A British ammunition column during World War I, circa 1915

A British ammunition column during World War I, circa 1915

For a moment, the vehicle was motionless, as if frozen in time. Then a man stepped forward from the pavement — thin, frail and shabbily dressed, with an unblinking stare. It was Gavrilo Princip. Scarcely believing his luck, he took out his pistol and fired two shots. Sophie was hit in the abdomen; Franz Ferdinand in the neck. As his wife slumped at his side, the Archduke whispered: ‘Sophie, Sophie, don’t die. Stay alive for our children!’

News of the murders flashed around the world, setting in train the events that led to war.

After rounding up Princip and his friends, the Austrians decided on military reprisals. Not unreasonably, their generals held Serbia responsible.

For years Serbia’s politicians had whipped up anti-Austrian sentiment, and Princip’s gang had been encouraged and armed by Serbian intelligence agents.

Now, it was time to teach Serbia a lesson.

There was, however, an obvious problem.

If Austria declared war, Serbia would undoubtedly appeal to its most powerful protector, the eastern colossus of tsarist Russia.

So, a week after Franz Ferdinand’s murder, on Sunday, July 5, two men had lunch in Berlin.
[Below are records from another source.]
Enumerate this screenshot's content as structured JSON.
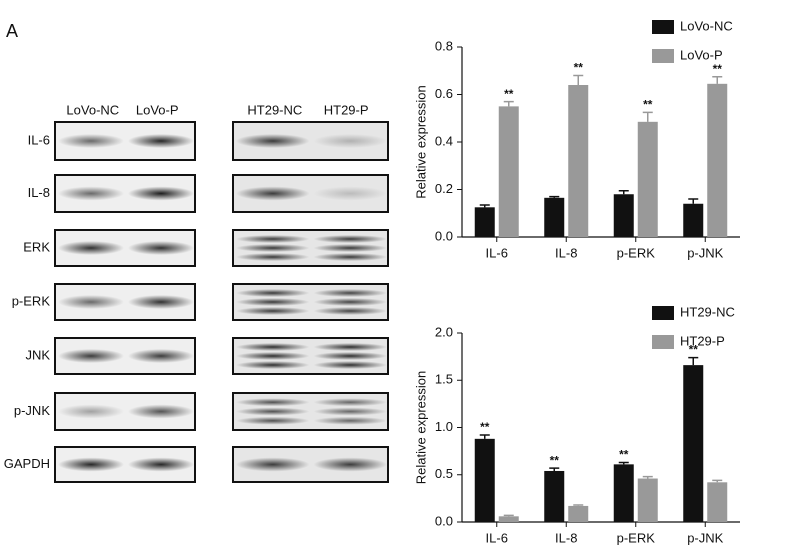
{
  "panel_label": "A",
  "blots": {
    "rows": [
      "IL-6",
      "IL-8",
      "ERK",
      "p-ERK",
      "JNK",
      "p-JNK",
      "GAPDH"
    ],
    "lanes": [
      "LoVo-NC",
      "LoVo-P",
      "HT29-NC",
      "HT29-P"
    ]
  },
  "chart_data": [
    {
      "type": "bar",
      "y_label": "Relative expression",
      "legend": "top-right",
      "categories": [
        "IL-6",
        "IL-8",
        "p-ERK",
        "p-JNK"
      ],
      "series": [
        {
          "name": "LoVo-NC",
          "color": "#111111",
          "values": [
            0.125,
            0.165,
            0.18,
            0.14
          ],
          "errors": [
            0.01,
            0.005,
            0.015,
            0.02
          ]
        },
        {
          "name": "LoVo-P",
          "color": "#999999",
          "values": [
            0.55,
            0.64,
            0.485,
            0.645
          ],
          "errors": [
            0.02,
            0.04,
            0.04,
            0.03
          ],
          "significance": [
            "**",
            "**",
            "**",
            "**"
          ]
        }
      ],
      "ylim": [
        0,
        0.8
      ],
      "yticks": [
        {
          "value": 0,
          "label": "0.0"
        },
        0.2,
        0.4,
        0.6,
        0.8
      ]
    },
    {
      "type": "bar",
      "y_label": "Relative expression",
      "legend": "top-right",
      "categories": [
        "IL-6",
        "IL-8",
        "p-ERK",
        "p-JNK"
      ],
      "series": [
        {
          "name": "HT29-NC",
          "color": "#111111",
          "values": [
            0.88,
            0.54,
            0.61,
            1.66
          ],
          "errors": [
            0.04,
            0.03,
            0.02,
            0.08
          ],
          "significance": [
            "**",
            "**",
            "**",
            "**"
          ]
        },
        {
          "name": "HT29-P",
          "color": "#999999",
          "values": [
            0.06,
            0.17,
            0.46,
            0.42
          ],
          "errors": [
            0.01,
            0.01,
            0.02,
            0.02
          ]
        }
      ],
      "ylim": [
        0,
        2
      ],
      "yticks": [
        {
          "value": 0,
          "label": "0.0"
        },
        0.5,
        {
          "value": 1,
          "label": "1.0"
        },
        1.5,
        {
          "value": 2,
          "label": "2.0"
        }
      ]
    }
  ]
}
One was the Austrian ambassador. The other was perhaps the most powerful man in Europe: Kaiser Wilhelm II, Emperor of Germany.

Later, Allied propaganda painted Wilhelm as a blood-crazed monster. In fact, he was simply bumptious and insecure.

At Wilhelm’s birth almost 60 years earlier, the doctors had accidentally torn the nerves in his neck. His left arm was crippled and useless, and as a child he suffered from agonising earaches.

His mother Vicky — a daughter of Queen Victoria — treated him like a freak, and he never got over it. Even after becoming Kaiser in 1888, he remained hot-tempered, needy and desperate for attention.

On the international stage, Wilhelm cut a ridiculous figure, forever fuming at his British relatives. ‘The English,’ he said bitterly, ‘will be brought low some day!’